Now the newsroom that finally gelled over the last two years is sweating.

"To my knowledge, we are not now nor ever were targeted for sale," says Metro publisher Mayberry.

(The newspaper company that was rumored to be the Metro's buyer, Clarity Media Group, has denied any interest in the papers.)

Mayberry suggests the confusion may have stemmed from the fact that the parent company is looking to expand its U.S. operations and is seeking partnerships like it has in Boston, where The Boston Globe owns a 49 percent stake of the Boston Metro.


The hard reality, though, is that advertising sales dropped 5 percent in Philadelphia during the third quarter of 2007 alone. Sales overall for the year were flat, although the Metro won't provide definitive figures.

The paper draws more entertainment advertising now, but it still doesn't grab the high-end retailers. Instead readers are offered used-car dealers, fast-cash-now joints and the Tru-Tone Hearing Aid Center. It seems the Metro can't shake its reputation as the medium for the mass transit crowd.

"A free, general daily newspaper is kind of an anachronism because it's not very niche-y," says Ken Doctor, former head of Knight Ridder Digital who now consults news organizations about new technology. "By nature it's general. It's print. What's working is targeted and niche, not general and mass. The world doesn't want mass media at this point."

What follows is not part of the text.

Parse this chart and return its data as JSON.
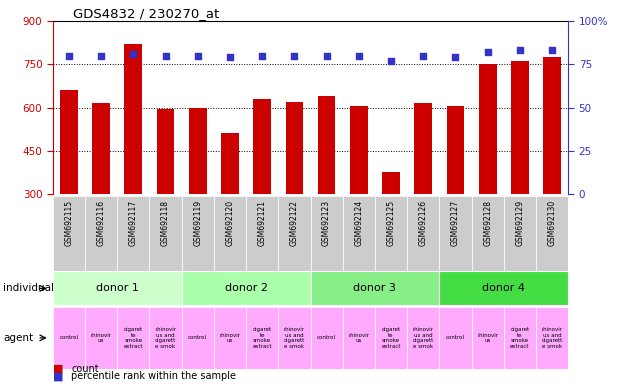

During the first nine months of last year the Metro's parent company, which operates 83 free daily newspapers in 23 countries, reported a net loss of $32.7 million. More than $9 million of that came from the three American papers.


"Come on, sugar, you can do it!" Metro hawker Brenda Bowens belts out to a jaywalking woman hustling to avoid oncoming traffic.

By 8:45 a.m. Bowens' stack of newspapers is all the way down to her knees. When she arrived at 5:45, there were two stacks that were both nearly as tall as her 5-foot-2-inch frame. That means Bowens has handed out around 2,000 copies so far.

And each paper comes with a glorious and infectious grin.

"She does a wonderful job," says Antoinette Waymer, a mother of four who girl-talks with Bowens every morning for 20 minutes before catching a transfer to Conshohocken.

"She keeps this corner smiling. If they take her off this corner," Waymer says, "I don't know what I'm going to do."


UPDATE FROM JANUARY 30, 2008: No sale yet, but two editorial staffers released.